In an uncertain time where commitment is difficult, joining clubs helps—and Drexel has so many to choose from. You meet really diverse people and find outlets for fun in your free time. You can even question people about their majors, which will help you think about what yours could be. There are also several academic clubs that might give you some insight into certain majors and careers.

Do general research

The world’s information is right at your fingertips. Don’t rely solely on Drexel to figure yourself out, go online! Are you interested in career paths of a Design and Merchandising major? Google it. Want to know the salary of an economist? Google will tell you. Questions involving career paths, day-to-day, salaries, and required skills are all available online. Thousands of websites offer answers, you just have to ask.

3. Trust the process

Know that being an undecided student is not a negative thing. It is very real. And no one knows what they’re doing 100 percent of the time, so why fake it?
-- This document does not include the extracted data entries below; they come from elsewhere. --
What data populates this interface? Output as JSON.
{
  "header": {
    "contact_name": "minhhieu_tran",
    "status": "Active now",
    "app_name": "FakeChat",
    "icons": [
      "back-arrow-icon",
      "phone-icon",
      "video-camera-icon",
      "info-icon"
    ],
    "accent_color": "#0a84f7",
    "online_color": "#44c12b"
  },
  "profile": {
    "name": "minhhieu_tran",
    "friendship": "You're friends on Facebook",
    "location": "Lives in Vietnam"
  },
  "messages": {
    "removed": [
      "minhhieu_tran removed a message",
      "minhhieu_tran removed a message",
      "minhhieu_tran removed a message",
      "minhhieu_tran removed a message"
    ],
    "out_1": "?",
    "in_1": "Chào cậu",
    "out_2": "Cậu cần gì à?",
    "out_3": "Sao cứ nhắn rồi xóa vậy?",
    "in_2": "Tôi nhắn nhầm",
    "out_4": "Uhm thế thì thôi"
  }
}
You are embracing that you don’t know and power to you. You are brave enough to try different things and classes instead of committing yourself to something you don’t like. The FYES program is a great way for you to find your interests. Not many schools offer an opportunity like this. I know how easy it is to become frustrated and discouraged. But it is important to realize that not knowing what you want to do for the rest of your life is completely normal. How are you supposed to know? I’m sure your high school gym class didn’t aid in that process. So, take a step back. Relax. Take things as they come. Interests develop over time and your answers won’t come overnight. Trust that utilizing Drexel’s resources as well as doing your own research will help you narrow and navigate your interests. If it helps, I have already declared my major, but I still don’t know what I want to do with it yet. And that’s okay.